Traditional biotechnology such as cross-pollination in corn produces numerous, non-selective changes. Genetic modifications have produced fruits that can ripen on the vine for better taste, yet have longer shelf lives through delayed pectin degradation (7). Tomatoes and other produce containing increased levels of certain nutrients, such as vitamin C, vitamin E, ND or beta carotene, and help protect against the risk of chronic diseases, such as some cancers and heart disease. (10).

Similarly introducing genes that increase available iron levels in rice three-fold is a potential remedy for iron deficiency, a condition that effects more than two billion people and causes anemia in about half that number (19). Most of the today’s hard cheese products are made with a biotech enzyme called chinos. This is produced by genetically engineered bacteria which is considered more purer and plentiful than it’s naturally occurring counterpart, net, which is derived from calf stomach tissue. In 1992, Monsanto Company successfully inserted a gene from a bacterium into the Russet Burbank potato.

This gene increases the starch content of the potato. Higher starch content reduces oil absorption during frying, thereby lowering the cost of processing French fries and chips and reducing the fat content in the finished product. This product is still awaiting final development and approval. Modern biotechnology offers effective techniques to address food safety concerns. Botanical methods may be used to decrease the time necessary to detect debtor pathogens, toxins, and chemical contaminants, as well as to increase detection sensitivity.

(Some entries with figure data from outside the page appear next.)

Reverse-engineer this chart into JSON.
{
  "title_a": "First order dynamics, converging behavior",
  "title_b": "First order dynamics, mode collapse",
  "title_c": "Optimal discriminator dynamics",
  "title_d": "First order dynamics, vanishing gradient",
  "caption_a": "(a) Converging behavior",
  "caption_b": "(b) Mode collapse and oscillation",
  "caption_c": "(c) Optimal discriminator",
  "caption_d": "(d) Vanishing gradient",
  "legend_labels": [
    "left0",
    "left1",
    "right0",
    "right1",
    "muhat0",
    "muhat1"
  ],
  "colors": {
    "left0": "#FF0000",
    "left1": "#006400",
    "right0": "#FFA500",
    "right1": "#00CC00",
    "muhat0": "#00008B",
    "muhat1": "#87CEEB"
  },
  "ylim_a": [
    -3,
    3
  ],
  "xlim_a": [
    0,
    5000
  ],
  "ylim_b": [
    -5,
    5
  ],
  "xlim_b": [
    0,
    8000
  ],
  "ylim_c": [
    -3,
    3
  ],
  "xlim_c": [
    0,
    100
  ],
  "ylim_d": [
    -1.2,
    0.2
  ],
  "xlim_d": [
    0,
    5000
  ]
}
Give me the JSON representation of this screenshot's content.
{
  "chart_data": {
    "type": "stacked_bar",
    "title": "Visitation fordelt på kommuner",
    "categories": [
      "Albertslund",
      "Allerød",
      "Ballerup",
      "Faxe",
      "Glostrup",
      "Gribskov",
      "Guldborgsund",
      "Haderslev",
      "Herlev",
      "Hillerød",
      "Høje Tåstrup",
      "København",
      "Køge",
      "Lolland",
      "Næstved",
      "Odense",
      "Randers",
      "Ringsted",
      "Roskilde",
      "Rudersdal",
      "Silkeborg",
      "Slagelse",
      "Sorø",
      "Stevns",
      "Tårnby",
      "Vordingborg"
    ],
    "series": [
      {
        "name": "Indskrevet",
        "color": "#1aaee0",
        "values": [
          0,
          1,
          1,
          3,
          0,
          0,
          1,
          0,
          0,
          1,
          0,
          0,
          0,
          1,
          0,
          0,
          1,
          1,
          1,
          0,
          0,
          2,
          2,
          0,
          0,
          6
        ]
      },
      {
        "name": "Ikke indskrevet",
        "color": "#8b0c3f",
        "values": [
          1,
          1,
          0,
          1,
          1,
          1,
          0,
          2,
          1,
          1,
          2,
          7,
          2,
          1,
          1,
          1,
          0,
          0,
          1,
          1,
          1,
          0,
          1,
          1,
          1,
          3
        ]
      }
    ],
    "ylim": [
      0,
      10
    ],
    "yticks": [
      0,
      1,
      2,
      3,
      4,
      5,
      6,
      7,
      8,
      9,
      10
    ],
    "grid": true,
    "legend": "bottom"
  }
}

Enzymes, antibodies, and microorganisms produced using radar techniques are being used to monitor food production and processing systems for quality control (7). Discoveries into applications. This is done by controlling which genes are altered in an organized fashion. For example, a known gene sequence from a corn plant can be altered to improve yield, increase drought tolerance, and produce insect resistance (Bet) in one generation. Conventional breeding techniques would take several years.

Conventional breeding techniques would require that a field of corn is grown and each trait is selected from individual stalks of corn. The ears of corn from selected stalks with each desired trait (e. G, drought tolerance and yield performance) would then be grown and combined (cross-pollinated). Their offspring (hybrid) would be further selected for the desired result (a high performing corn with drought tolerance). With improved technology and knowledge about agricultural organisms, processes, and ecosystems, opportunities will emerge to produce new and improved agricultural products in an environmentally sound manner.